Cloud Firestore has a free tier that’s way above what I’d expect for usage (50k reads per day, 20k writes per day, and 1GB storage), so that’s the right choice. I selected native mode mainly because this is going to be a web application which means I’m not using any established Cloud Datastore practices. Most of the users are on the East coast so I’ll also choose us-east1 as the region.
It’s surprising that Cloud Firestore is also creating an App Engine app. I don’t plan on using App Engine at all so that’s weird.
I like that I can create a collection and add a document to that collection immediately since that speeds up the time to get the toy running. At this point, I’ll have to design a side bet. The design is basically in the spreadsheet, but I’ll add some auditing columns for when data changes.
- for.bettor: the bettor who will win if the event happens
- for.payout: the payout if the event happens
- for.currency: the currency of the payout if the event happens
- against.bettor: the bettor who will win if the event doesn’t happen
- against.payout: the payout if the event doesn’t happen
- against.currency: the currency of the payout if the event doesn’t happen
- event: the event that must either happen or not happen
- settleDate: when someone must record whether the event happened
- happened: whether the event happened or not
- paid: whether the payout was paid out
- bettedTimestamp: when the bet was recorded
- happenedTimestamp: when the event’s result was recorded
- paidTimestamp: when the payout was recorded
Arguably, if Firestore has an audit trail, the last three don’t matter, but I’m adding them as an attempt to denormalize that auditing.
The first two documents are in, based on rows 2 and 3 of the spreadsheet. I’m currently using e-mail addresses for bettors, but I can convert to a foreign key later. The next step is to build an API that will first fetch bets by bettor.
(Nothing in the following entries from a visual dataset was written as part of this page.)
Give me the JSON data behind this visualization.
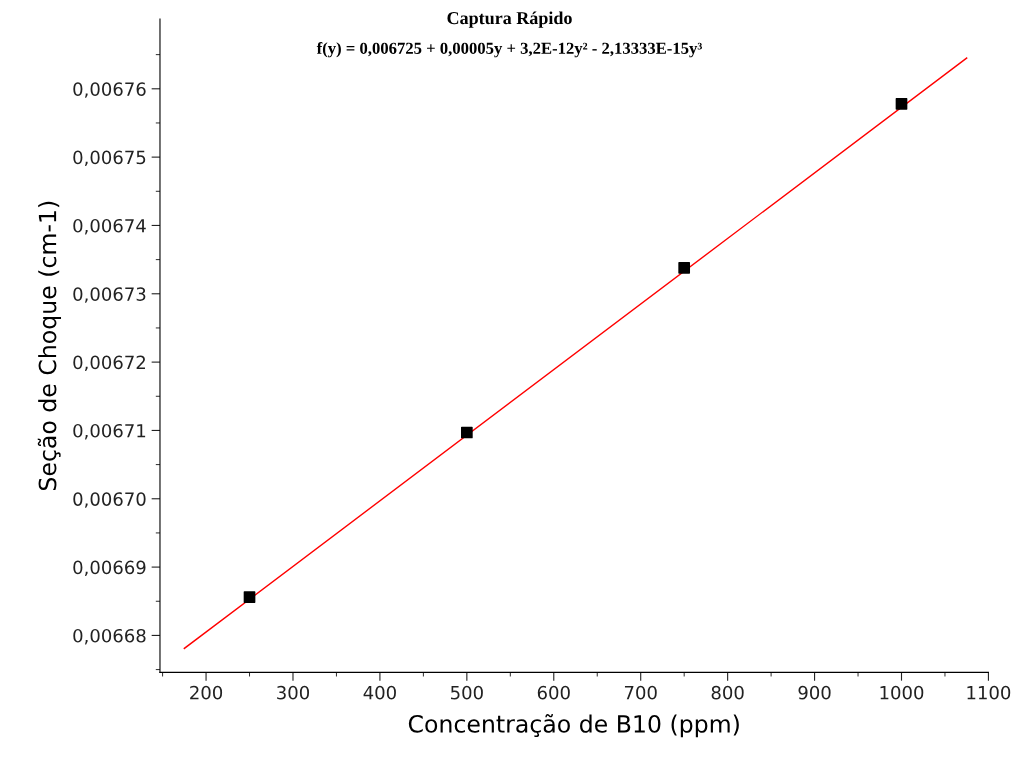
{
  "chart_data": {
    "type": "scatter",
    "title": "Captura Rápido",
    "subtitle": "f(y) = 0,006725 + 0,00005y + 3,2E-12y² - 2,13333E-15y³",
    "xlabel": "Concentração de B10 (ppm)",
    "ylabel": "Seção de Choque (cm-1)",
    "marker": "square",
    "grid": false,
    "legend": false,
    "series": [
      {
        "color": "#000000",
        "x": [
          250,
          500,
          750,
          1000
        ],
        "values": [
          0.0066856,
          0.0067097,
          0.0067338,
          0.0067578
        ]
      },
      {
        "type": "line",
        "color": "#ff0000",
        "marker": "none",
        "line_style": "solid",
        "x": [
          175,
          1075
        ],
        "values": [
          0.0066781,
          0.0067645
        ]
      }
    ],
    "xlim": [
      147,
      1100
    ],
    "xticks": [
      200,
      300,
      400,
      500,
      600,
      700,
      800,
      900,
      1000,
      1100
    ],
    "ylim": [
      0.0066746,
      0.0067702
    ],
    "yticks": [
      {
        "value": 0.00668,
        "label": "0,00668"
      },
      {
        "value": 0.00669,
        "label": "0,00669"
      },
      {
        "value": 0.0067,
        "label": "0,00670"
      },
      {
        "value": 0.00671,
        "label": "0,00671"
      },
      {
        "value": 0.00672,
        "label": "0,00672"
      },
      {
        "value": 0.00673,
        "label": "0,00673"
      },
      {
        "value": 0.00674,
        "label": "0,00674"
      },
      {
        "value": 0.00675,
        "label": "0,00675"
      },
      {
        "value": 0.00676,
        "label": "0,00676"
      }
    ]
  }
}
I’m not going to play with indices yet because Cloud Firestore already gives shallow indices for each field.
Cloud Firestore doesn’t have API documentation that has a Try It! side panel to quickly check API calls, so I’ll use the “web” snippets in the documentation on getting data from Firestore. I still create an API key that’s restricted to the Cloud Firestore API.
I learned via Deepak Vishawakarma on a StackOverflow answer that the start to using the web snippets in Chrome’s developer console is to first run
document.write("<script src='https://www.gstatic.com/firebasejs/7.7.0/firebase-app.js'></script><script src='https://www.gstatic.com/firebasejs/7.7.0/firebase-firestore.js'></script>")
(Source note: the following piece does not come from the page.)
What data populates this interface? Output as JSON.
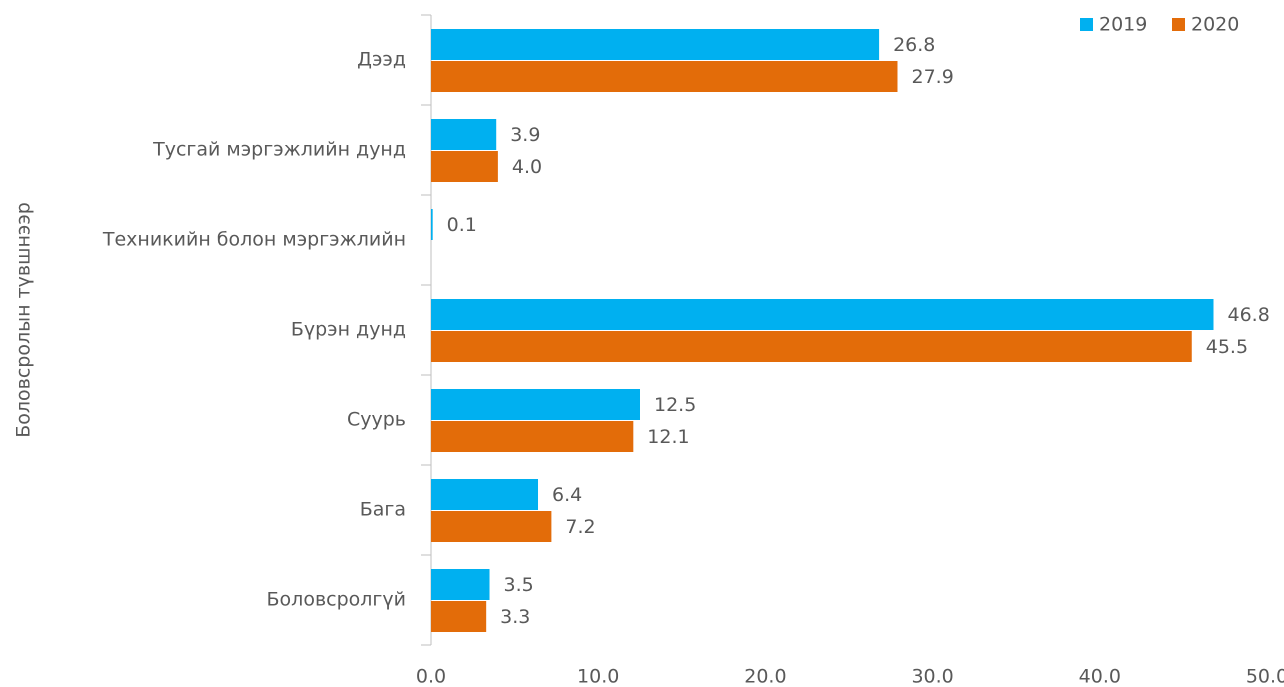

which loads the Firebase client library and its sibling Firestore client library into the developer console. Then, I can proceed to get data from Firestore with
> var app = firebase.initializeApp({
apiKey: '### COPIED API KEY ###',
authDomain: 'ashraful.la',
projectId: 'ashrafulla-sidebet',
});
> database = firebase.firestore(app)
> database.collection("sidebets").get()
which failed with PERMISSION_DENIED
. I can’t figure out the credentials in the
developer console, and Cloud Firestore
documentation
references the Firebase user interface instead of the Cloud Console interface,
so I enabled Firebase for ashrafulla-sidebet
. Then, in the Firebase console,
instead of there being just “Data” and “Indexes” there are also “Rules” and
“Usage” tabs. The “Rules” tab immediately showed me the problem: the default
rule for a created collection is
rules_version = '2';
service cloud.firestore {
match /databases/{database}/documents {
match /{document=**} {
allow read, write: if false;
}
}
}
which means every database is unreadable and unwritable. Replacing false
with
true
and then running database.collection("sidebets").get()
successfully
retrieved data.
That means the database is now working in some sense. The next step is to get that data onto a web page.